Should a pixel 20 or strip fail then it may be replaced. After removing all power, the connector 460 of the defective strip 5 may be disconnected from its corresponding LED driver circuit 400, 500. The two parts of the releasable fixture joining the strip 5 to the sheet 200 may be separated. A new or repaired strip 5 may be placed in the same location on the sheet 200 (e.g. using a template or batten to maintain a correct position). The LED driver circuit 400, 500 may be reconnected to the replacement strip 5 and the video display 300 may be powered back on.

As will be appreciated by the skilled person, details of the above embodiment may be varied without departing from the scope of the present invention, as defined by the appended claims.
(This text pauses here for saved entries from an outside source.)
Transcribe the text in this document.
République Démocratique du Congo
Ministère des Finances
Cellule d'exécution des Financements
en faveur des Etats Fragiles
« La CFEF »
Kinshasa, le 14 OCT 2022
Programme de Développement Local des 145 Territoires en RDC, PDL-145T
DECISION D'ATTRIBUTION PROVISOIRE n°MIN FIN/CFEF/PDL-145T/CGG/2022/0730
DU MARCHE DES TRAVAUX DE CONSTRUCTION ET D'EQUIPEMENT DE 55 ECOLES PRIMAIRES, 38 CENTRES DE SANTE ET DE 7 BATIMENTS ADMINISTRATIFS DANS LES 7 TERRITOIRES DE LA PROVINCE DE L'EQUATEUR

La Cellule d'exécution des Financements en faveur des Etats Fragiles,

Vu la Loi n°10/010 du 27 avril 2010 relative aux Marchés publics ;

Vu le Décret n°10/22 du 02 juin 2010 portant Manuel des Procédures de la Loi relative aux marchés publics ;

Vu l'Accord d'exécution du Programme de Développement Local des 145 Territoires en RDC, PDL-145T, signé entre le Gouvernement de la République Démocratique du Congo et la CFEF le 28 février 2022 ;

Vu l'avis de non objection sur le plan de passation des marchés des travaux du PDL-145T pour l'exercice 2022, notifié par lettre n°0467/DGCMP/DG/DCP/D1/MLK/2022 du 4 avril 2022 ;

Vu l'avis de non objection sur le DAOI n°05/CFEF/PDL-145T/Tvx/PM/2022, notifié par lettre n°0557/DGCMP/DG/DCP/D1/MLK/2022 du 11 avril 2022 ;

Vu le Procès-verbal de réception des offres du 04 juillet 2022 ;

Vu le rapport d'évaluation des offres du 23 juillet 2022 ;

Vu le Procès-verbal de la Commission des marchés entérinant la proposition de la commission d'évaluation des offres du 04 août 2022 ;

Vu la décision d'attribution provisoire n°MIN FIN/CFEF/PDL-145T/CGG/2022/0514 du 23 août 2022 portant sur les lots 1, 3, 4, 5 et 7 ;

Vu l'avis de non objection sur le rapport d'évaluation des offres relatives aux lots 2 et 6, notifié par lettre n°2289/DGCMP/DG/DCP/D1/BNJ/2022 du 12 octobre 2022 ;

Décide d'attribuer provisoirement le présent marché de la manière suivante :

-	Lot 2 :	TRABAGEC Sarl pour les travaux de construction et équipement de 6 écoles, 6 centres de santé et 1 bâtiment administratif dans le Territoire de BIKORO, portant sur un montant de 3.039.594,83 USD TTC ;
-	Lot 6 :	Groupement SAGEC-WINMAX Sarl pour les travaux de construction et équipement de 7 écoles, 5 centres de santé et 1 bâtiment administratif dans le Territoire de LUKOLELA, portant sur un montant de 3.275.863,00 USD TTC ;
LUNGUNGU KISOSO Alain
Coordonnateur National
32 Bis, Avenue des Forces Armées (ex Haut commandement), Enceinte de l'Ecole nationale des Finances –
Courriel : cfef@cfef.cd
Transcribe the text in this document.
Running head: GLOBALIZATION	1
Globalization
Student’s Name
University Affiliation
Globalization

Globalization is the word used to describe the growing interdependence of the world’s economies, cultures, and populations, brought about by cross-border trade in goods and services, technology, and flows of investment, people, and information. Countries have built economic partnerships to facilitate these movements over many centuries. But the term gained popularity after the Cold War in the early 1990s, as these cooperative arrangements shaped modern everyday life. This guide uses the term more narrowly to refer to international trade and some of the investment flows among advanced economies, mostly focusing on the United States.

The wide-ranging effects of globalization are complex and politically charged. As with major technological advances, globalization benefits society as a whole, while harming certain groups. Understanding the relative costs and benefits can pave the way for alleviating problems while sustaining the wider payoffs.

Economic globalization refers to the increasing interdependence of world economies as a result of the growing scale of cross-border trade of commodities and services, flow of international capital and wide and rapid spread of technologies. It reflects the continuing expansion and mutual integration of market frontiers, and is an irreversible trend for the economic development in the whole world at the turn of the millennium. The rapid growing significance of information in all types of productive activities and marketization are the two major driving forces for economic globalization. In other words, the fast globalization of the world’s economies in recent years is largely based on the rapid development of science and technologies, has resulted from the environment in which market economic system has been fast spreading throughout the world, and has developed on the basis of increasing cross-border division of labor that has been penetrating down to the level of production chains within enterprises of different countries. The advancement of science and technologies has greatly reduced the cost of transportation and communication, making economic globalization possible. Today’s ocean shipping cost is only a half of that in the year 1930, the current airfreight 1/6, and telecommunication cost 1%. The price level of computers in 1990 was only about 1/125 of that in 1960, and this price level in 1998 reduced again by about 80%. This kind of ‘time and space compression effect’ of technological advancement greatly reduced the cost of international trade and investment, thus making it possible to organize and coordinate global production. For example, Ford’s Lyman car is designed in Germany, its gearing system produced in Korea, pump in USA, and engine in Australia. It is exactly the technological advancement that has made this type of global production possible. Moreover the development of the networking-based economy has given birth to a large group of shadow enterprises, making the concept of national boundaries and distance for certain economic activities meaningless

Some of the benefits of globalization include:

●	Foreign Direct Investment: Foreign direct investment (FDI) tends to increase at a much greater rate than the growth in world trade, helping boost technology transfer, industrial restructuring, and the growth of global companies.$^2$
For example, other types of two-part fixtures may be used. Other types of sealant may be used (e.g. rubber, epoxy, resin, melted polymer, thermosetting plastics, etc.) Software or firmware may be used to maintain pixel refresh rates. Each pixel may be addressed using different techniques and protocols. One or more (e.g. two, three, five, six up to 10 or 20) LEDs may be used for each pixel. The light output may be 6000- 7500Cd/m ² . The hooks may be placed on the sheet and the loops on the underside of the strips, instead of the other way round, in some embodiments.

The two-part releaseable fixture may be an adhesive (e.g. pressure sensitive adhesive) or suction device on one or both parts. The second part may be a surface that bonds to the adhesive but allows easy separation (e.g. without damage) with sufficient force, for example.

Many combinations, modifications, or alterations to the features of the above embodiments will be readily apparent to the skilled person and are intended to form part of the invention. Any of the features described specifically relating to one embodiment or example may be used in any other embodiment by making the appropriate changes.